Labour is backing the proposal, and housing spokesman Kieran McAnulty said he was pleased the homes would still have to comply with the building code.
“At the end of the day we need as many houses as possible in this country if we’re going to address the housing crisis,” he said.
“We’ve been critical of the Government taking $1.5 billion out of the housing budget and dropping the funding for public houses — that was a dumb idea, but this one seems like it might be a good one.”
However, he said he was worried granny flats might end up being jammed into backyards too close to the main building without enough room for stormwater to escape.
“We’ve seen the impact severe weather can have on urban areas like Auckland, so we need to make sure that, in the spirit of trying to increase housing supply, we don’t loosen standards.”
Auckland University of Technology professor of construction John Tookey said the changes would save a few thousand dollars in the building process and would generally be a positive move for housing supply.
But he agreed with concerns over water run-off, and warned there needed to be recognition that increasing housing densification would put more pressure on infrastructure and services such as drinking water, sewage, roads, schools and GPs.
“There’s going to have to be some sort of consideration of minor issues such as stormwater run-off, sewage requirements, water provision,” he said.
“If we’re going to get an extra couple of hundred thousand people in Auckland, then we’ve got a couple of hundred thousand people of additional water consumption that we’re going to have to supply.”
Tookey said without building consents, it would be harder for authorities to keep tabs on how many people were needing these services and resources.
He said its ability to make a difference to housing supply was, in his opinion, limited.
“I’m not going to hold my breath with regard to this becoming a massive exercise in generating additional housing,” Tookey said.
While it would make it cheaper for certain individuals by a few thousand dollars, “there is a requirement to be sensible about its application”.
But Willie Te Aho, strategic adviser to iwi housing provider Toitū Tairāwhiti Housing in Gisborne, said homes did not have to make a real difference.
“The reality is a lot of these will be pre-built,” he said. “Not just the 60sq m — people can live in 30sq m.”
He said Toitū Tairāwhiti — and probably others — could have houses ready to go when the law change came into effect a few months down the line, with a 60sq m home taking two or three months to build.
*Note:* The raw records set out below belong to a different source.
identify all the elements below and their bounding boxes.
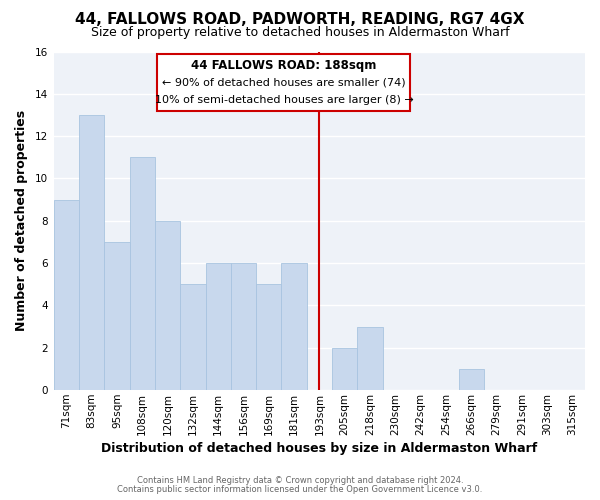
Bar — [231, 263, 256, 390]
Bar — [157, 54, 410, 111]
Text: 44, FALLOWS ROAD, PADWORTH, READING, RG7 4GX: 44, FALLOWS ROAD, PADWORTH, READING, RG7… — [75, 12, 525, 28]
Bar — [155, 221, 180, 390]
Text: Contains public sector information licensed under the Open Government Licence v3: Contains public sector information licen… — [118, 485, 482, 494]
Bar — [79, 115, 104, 390]
Y-axis label: Number of detached properties: Number of detached properties — [15, 110, 28, 332]
Bar — [54, 200, 79, 390]
Bar — [206, 263, 231, 390]
Bar — [180, 284, 206, 390]
Bar — [130, 158, 155, 390]
Bar — [458, 369, 484, 390]
Bar — [104, 242, 130, 390]
Text: 10% of semi-detached houses are larger (8) →: 10% of semi-detached houses are larger (… — [155, 95, 413, 105]
Text: Size of property relative to detached houses in Aldermaston Wharf: Size of property relative to detached ho… — [91, 26, 509, 39]
Text: Contains HM Land Registry data © Crown copyright and database right 2024.: Contains HM Land Registry data © Crown c… — [137, 476, 463, 485]
Bar — [332, 348, 358, 390]
Bar — [358, 326, 383, 390]
Bar — [256, 284, 281, 390]
Text: ← 90% of detached houses are smaller (74): ← 90% of detached houses are smaller (74… — [162, 77, 406, 87]
X-axis label: Distribution of detached houses by size in Aldermaston Wharf: Distribution of detached houses by size … — [101, 442, 538, 455]
Bar — [281, 263, 307, 390]
Text: 44 FALLOWS ROAD: 188sqm: 44 FALLOWS ROAD: 188sqm — [191, 59, 377, 72]
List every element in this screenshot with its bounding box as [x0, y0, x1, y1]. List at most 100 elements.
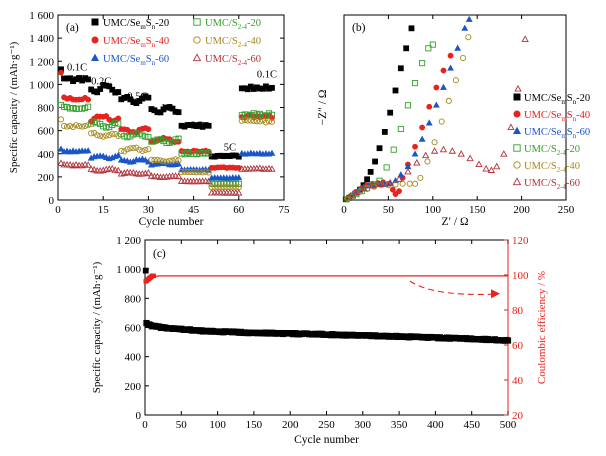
data-point — [364, 176, 370, 183]
data-point — [461, 24, 469, 31]
data-point — [115, 132, 122, 139]
data-point — [457, 150, 465, 157]
data-point — [364, 185, 371, 192]
data-point — [114, 166, 122, 174]
data-point — [163, 158, 170, 165]
data-point — [256, 164, 264, 171]
data-point — [175, 160, 182, 167]
data-point — [145, 94, 152, 101]
data-point — [106, 83, 113, 90]
data-point — [419, 124, 426, 131]
y-tick-label: 600 — [125, 323, 142, 335]
data-point — [440, 67, 447, 74]
data-point — [432, 101, 440, 108]
data-point — [196, 169, 203, 176]
legend-marker — [91, 18, 99, 26]
data-point — [262, 119, 269, 126]
panel-b: 0 50 100 150 200 250 Z′ / Ω −Z″ / Ω (b) UMC/SemSn… — [317, 14, 590, 228]
data-point — [129, 169, 137, 176]
data-point — [403, 45, 410, 52]
data-point — [169, 157, 176, 164]
data-point — [114, 151, 122, 158]
x-tick-label: 50 — [176, 419, 188, 431]
panel-c: 0 50 100 150 200 250 300 350 400 450 500 0 200 400 600… — [91, 235, 548, 446]
y2-tick-label: 60 — [512, 340, 524, 352]
data-point — [397, 171, 405, 178]
x-tick-label: 15 — [98, 204, 110, 216]
data-point — [412, 143, 418, 150]
data-point — [247, 117, 254, 124]
data-point — [500, 150, 508, 157]
ce-point — [151, 273, 156, 279]
data-point — [205, 150, 212, 157]
data-point — [514, 84, 522, 92]
y-tick-label: 1 400 — [29, 33, 54, 45]
data-point — [377, 180, 385, 188]
legend-label: UMC/S2-4-60 — [524, 178, 580, 191]
data-point — [454, 44, 462, 51]
data-point — [112, 130, 119, 138]
y-tick-label: 0 — [136, 410, 142, 422]
x-tick-label: 350 — [391, 419, 408, 431]
x-axis-label: Cycle number — [139, 216, 204, 228]
data-point — [404, 102, 411, 109]
data-point — [121, 148, 128, 155]
data-point — [413, 158, 421, 166]
data-point — [445, 97, 452, 104]
data-point — [85, 96, 92, 103]
data-point — [175, 109, 182, 116]
data-point — [58, 69, 64, 76]
rate-label: 0.5C — [127, 91, 147, 102]
data-point — [399, 180, 406, 187]
data-point — [130, 145, 137, 152]
data-point — [60, 122, 68, 130]
x-tick-label: 200 — [282, 419, 299, 431]
legend-label: UMC/S2-4-40 — [524, 161, 580, 174]
data-point — [154, 156, 161, 163]
data-point — [157, 109, 164, 116]
data-point — [178, 168, 185, 176]
x-tick-label: 100 — [425, 204, 442, 216]
y-tick-label: 1 200 — [116, 235, 141, 247]
data-point — [411, 150, 419, 157]
rate-label: 1C — [160, 103, 172, 114]
y2-tick-label: 80 — [512, 305, 524, 317]
data-point — [166, 157, 173, 164]
y-tick-label: 0 — [49, 195, 55, 207]
y-tick-label: 1 000 — [29, 79, 54, 91]
x-tick-label: 60 — [233, 204, 245, 216]
data-point — [133, 144, 140, 151]
data-point — [235, 180, 242, 187]
data-point — [67, 123, 74, 130]
data-point — [406, 180, 413, 187]
data-point — [424, 158, 431, 165]
x-tick-label: 500 — [500, 419, 517, 431]
data-point — [241, 117, 248, 124]
y-tick-label: 1 000 — [116, 264, 141, 276]
data-point — [115, 89, 122, 95]
data-point — [390, 146, 397, 153]
panel-label: (c) — [153, 248, 166, 260]
y-tick-label: 600 — [38, 126, 55, 138]
legend-label: UMC/SemSn-40 — [524, 110, 590, 123]
legend-marker — [193, 18, 201, 26]
capacity-point — [142, 267, 149, 274]
data-point — [205, 177, 213, 185]
x-axis-label: Z′ / Ω — [441, 216, 468, 228]
legend-marker — [512, 177, 522, 186]
data-point — [142, 146, 149, 153]
data-point — [367, 168, 374, 175]
data-point — [265, 118, 272, 125]
legend-marker — [513, 144, 521, 152]
data-point — [97, 132, 104, 139]
legend-label: UMC/S2-4-60 — [205, 54, 261, 67]
data-point — [429, 41, 436, 48]
data-point — [118, 147, 125, 154]
x-tick-label: 150 — [469, 204, 486, 216]
data-point — [440, 83, 447, 90]
data-point — [235, 153, 242, 160]
data-point — [411, 80, 419, 87]
data-point — [244, 117, 251, 124]
data-point — [160, 158, 167, 165]
rate-label: 5C — [224, 142, 236, 153]
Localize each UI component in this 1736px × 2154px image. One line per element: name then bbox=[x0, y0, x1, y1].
He said the rule changes would extend and make permanent a rule change that had already taken place in parts of Gisborne and Hawke’s Bay post Cyclone Gabrielle, that removed the need for consents in certain areas to rehouse displaced families.
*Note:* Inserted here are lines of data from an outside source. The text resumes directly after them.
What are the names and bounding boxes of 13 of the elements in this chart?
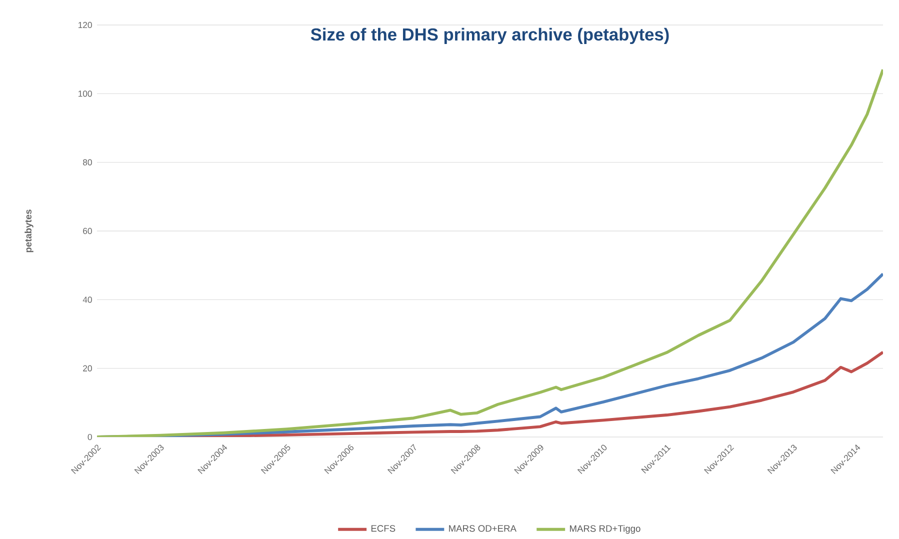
chart-title: Size of the DHS primary archive (petabytes) (310, 28, 669, 44)
line-series (97, 68, 884, 437)
y-tick-label: 20 (83, 365, 92, 372)
y-tick-label: 60 (83, 228, 92, 234)
legend-label: MARS OD+ERA (449, 525, 516, 532)
y-tick-label: 0 (88, 434, 92, 440)
y-tick-label: 100 (78, 90, 92, 97)
y-tick-label: 80 (83, 159, 92, 166)
legend-label: MARS RD+Tiggo (570, 524, 640, 534)
y-axis-title: petabytes (24, 210, 34, 252)
legend-label: ECFS (371, 525, 396, 532)
y-tick-label: 120 (78, 22, 92, 28)
y-tick-label: 40 (82, 296, 92, 303)
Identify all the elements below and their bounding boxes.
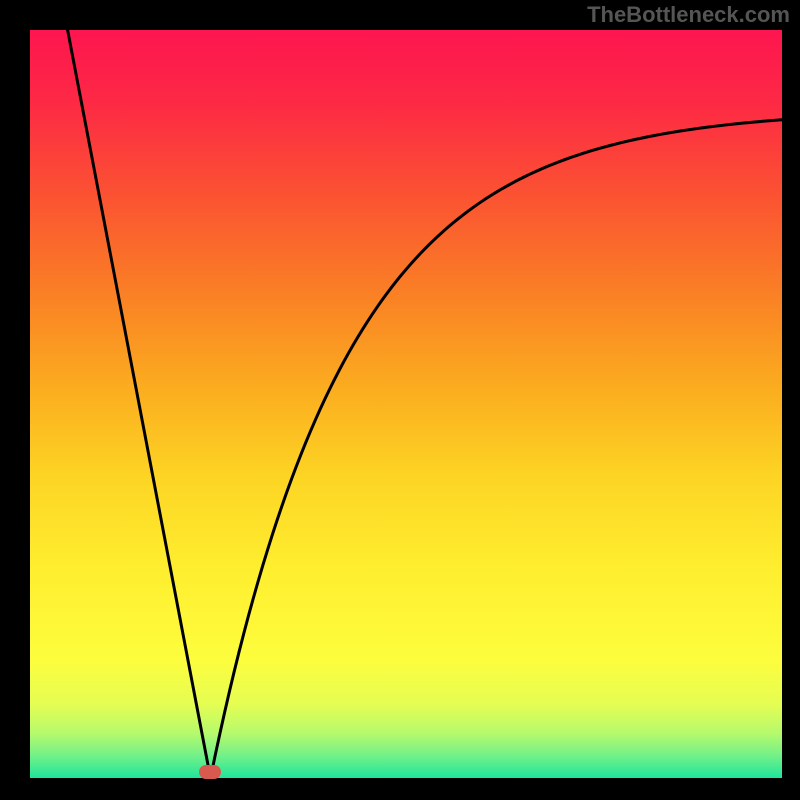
plot-area (30, 30, 782, 778)
bottleneck-curve (30, 30, 782, 778)
watermark-text: TheBottleneck.com (587, 2, 790, 28)
vertex-marker (199, 765, 221, 779)
chart-frame: TheBottleneck.com (0, 0, 800, 800)
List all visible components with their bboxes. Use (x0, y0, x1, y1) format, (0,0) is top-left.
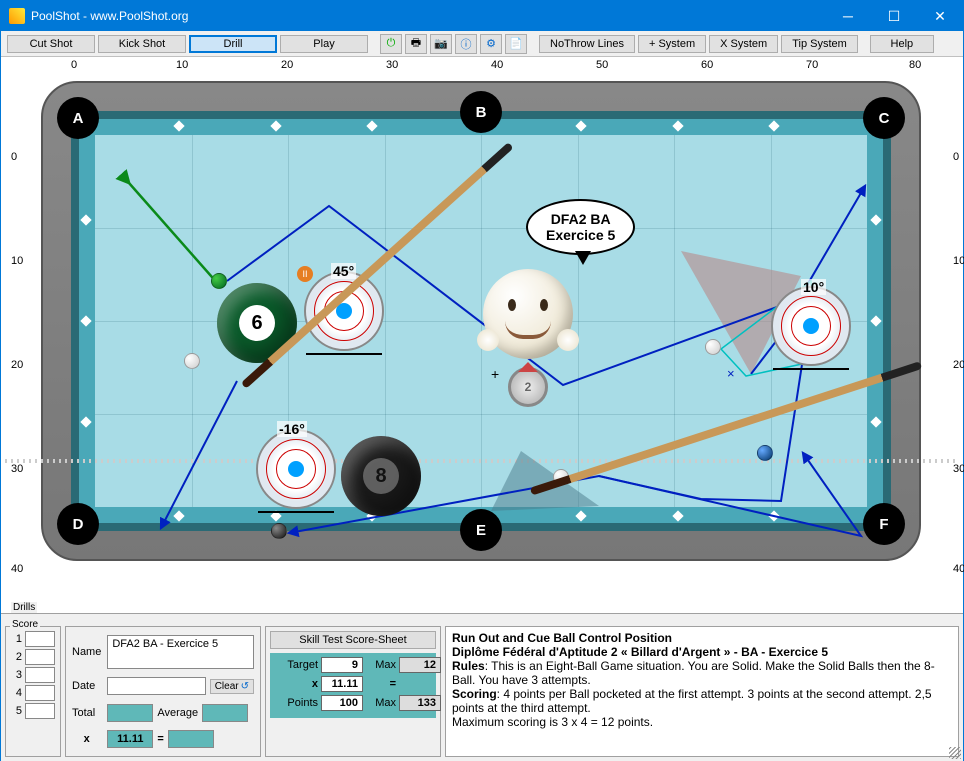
close-button[interactable]: ✕ (917, 1, 963, 31)
cue-ball-1[interactable] (184, 353, 200, 369)
clear-button[interactable]: Clear↺ (210, 679, 254, 694)
x-value-field: 11.11 (107, 730, 153, 748)
kick-shot-button[interactable]: Kick Shot (98, 35, 186, 53)
nothrow-button[interactable]: NoThrow Lines (539, 35, 635, 53)
score-input-1[interactable] (25, 631, 55, 647)
score-panel: Score 1 2 3 4 5 (5, 626, 61, 757)
ball-2-small[interactable] (757, 445, 773, 461)
ruler-top: 01020 304050 607080 (41, 59, 941, 79)
aim-clock-10[interactable] (771, 286, 851, 366)
tip-system-button[interactable]: Tip System (781, 35, 858, 53)
ruler-left: 010203040 (11, 83, 35, 563)
window-title: PoolShot - www.PoolShot.org (31, 9, 825, 23)
resize-grip[interactable] (949, 747, 961, 759)
average-field (202, 704, 248, 722)
score-input-2[interactable] (25, 649, 55, 665)
help-button[interactable]: Help (870, 35, 934, 53)
name-label: Name (72, 646, 101, 658)
splitter-bar[interactable] (5, 459, 959, 463)
aim-clock-45[interactable] (304, 271, 384, 351)
minimize-button[interactable]: ─ (825, 1, 871, 31)
pocket-f: F (863, 503, 905, 545)
target-value[interactable]: 9 (321, 657, 363, 673)
bottom-panel: Drills Score 1 2 3 4 5 Name DFA2 BA - Ex… (1, 613, 963, 761)
x-system-button[interactable]: X System (709, 35, 778, 53)
drills-tab-label[interactable]: Drills (11, 602, 37, 613)
score-input-5[interactable] (25, 703, 55, 719)
play-button[interactable]: Play (280, 35, 368, 53)
aim-clock-neg16[interactable] (256, 429, 336, 509)
cue-ball-3[interactable] (705, 339, 721, 355)
table-surface[interactable] (95, 135, 867, 507)
pocket-c: C (863, 97, 905, 139)
maximize-button[interactable]: ☐ (871, 1, 917, 31)
name-field[interactable]: DFA2 BA - Exercice 5 (107, 635, 254, 669)
desc-subtitle: Diplôme Fédéral d'Aptitude 2 « Billard d… (452, 645, 828, 659)
date-label: Date (72, 680, 101, 692)
result-field (168, 730, 214, 748)
points-value: 100 (321, 695, 363, 711)
score-input-4[interactable] (25, 685, 55, 701)
ball-8-large[interactable]: 8 (341, 436, 421, 516)
target-max: 12 (399, 657, 441, 673)
power-icon[interactable]: ⏻ (380, 34, 402, 54)
skill-x-value: 11.11 (321, 676, 363, 692)
info-panel: Name DFA2 BA - Exercice 5 Date Clear↺ To… (65, 626, 261, 757)
description-panel: Run Out and Cue Ball Control Position Di… (445, 626, 959, 757)
date-field[interactable] (107, 677, 205, 695)
info-icon[interactable]: ⓘ (455, 34, 477, 54)
ball-6-small[interactable] (211, 273, 227, 289)
pocket-d: D (57, 503, 99, 545)
score-input-3[interactable] (25, 667, 55, 683)
cut-shot-button[interactable]: Cut Shot (7, 35, 95, 53)
skill-panel: Skill Test Score-Sheet Target 9 Max 12 x… (265, 626, 441, 757)
plus-system-button[interactable]: + System (638, 35, 706, 53)
total-field (107, 704, 153, 722)
skill-header[interactable]: Skill Test Score-Sheet (270, 631, 436, 649)
camera-icon[interactable]: 📷 (430, 34, 452, 54)
ruler-right: 010203040 (929, 83, 953, 563)
pocket-e: E (460, 509, 502, 551)
gear-icon[interactable]: ⚙ (480, 34, 502, 54)
app-icon (9, 8, 25, 24)
medal-icon: 2 (508, 367, 548, 407)
speech-bubble: DFA2 BAExercice 5 (526, 199, 635, 255)
doc-icon[interactable]: 📄 (505, 34, 527, 54)
pause-icon[interactable]: II (297, 266, 313, 282)
titlebar: PoolShot - www.PoolShot.org ─ ☐ ✕ (1, 1, 963, 31)
pool-table[interactable]: A B C D E F (41, 81, 921, 561)
canvas-area[interactable]: 01020 304050 607080 010203040 010203040 … (1, 57, 963, 613)
drill-button[interactable]: Drill (189, 35, 277, 53)
ball-8-small[interactable] (271, 523, 287, 539)
desc-title: Run Out and Cue Ball Control Position (452, 631, 672, 645)
pocket-b: B (460, 91, 502, 133)
points-max: 133 (399, 695, 441, 711)
pocket-a: A (57, 97, 99, 139)
toolbar: Cut Shot Kick Shot Drill Play ⏻ 🖶 📷 ⓘ ⚙ … (1, 31, 963, 57)
print-icon[interactable]: 🖶 (405, 34, 427, 54)
mascot: 2 (483, 269, 573, 407)
total-label: Total (72, 707, 101, 719)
He said Toitū Tairāwhiti had already moved 20-25 per cent of its people back into houses, thanks in part to the relaxed rules.
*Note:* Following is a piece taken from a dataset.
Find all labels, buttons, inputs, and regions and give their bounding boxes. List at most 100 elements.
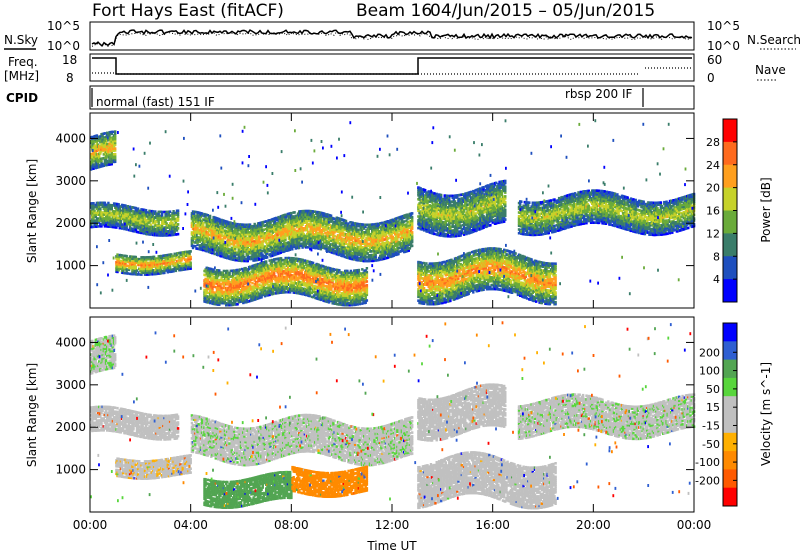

Ōrārūharo Ahu Whenua Trust chairman Ivan Hauraki is building a papakāinga for his whānau that has eight small homes with some communal facilities.
“I built our papakāinga on rural-zoned land and if I’d applied by the rule there I would have only been allowed to put three houses on that 9½ hectares, but we now, and by August, will have 15 houses on 2ha.”
He had previously built 60sq m homes that were two bedrooms, open plan and housed two elderly people.
They were comfortable, he said.
“In the whole scheme of things it’s not only about the homes, though that is a big part of it; it’s about the wellbeing of the people too, and that’s what we’re providing alongside brand-new, warm and comfortable homes.”
Hauraki welcomed the proposal.
“I think there’s definitely the opportunity for building on Māori freehold land. I think there’s always been this mindset that why are people told that they can or cannot build on their land, and that’s where the resource consent process is … it’s all about the cost and it’s all about the time, so when you can cut both those down, you’re starting to get somewhere.”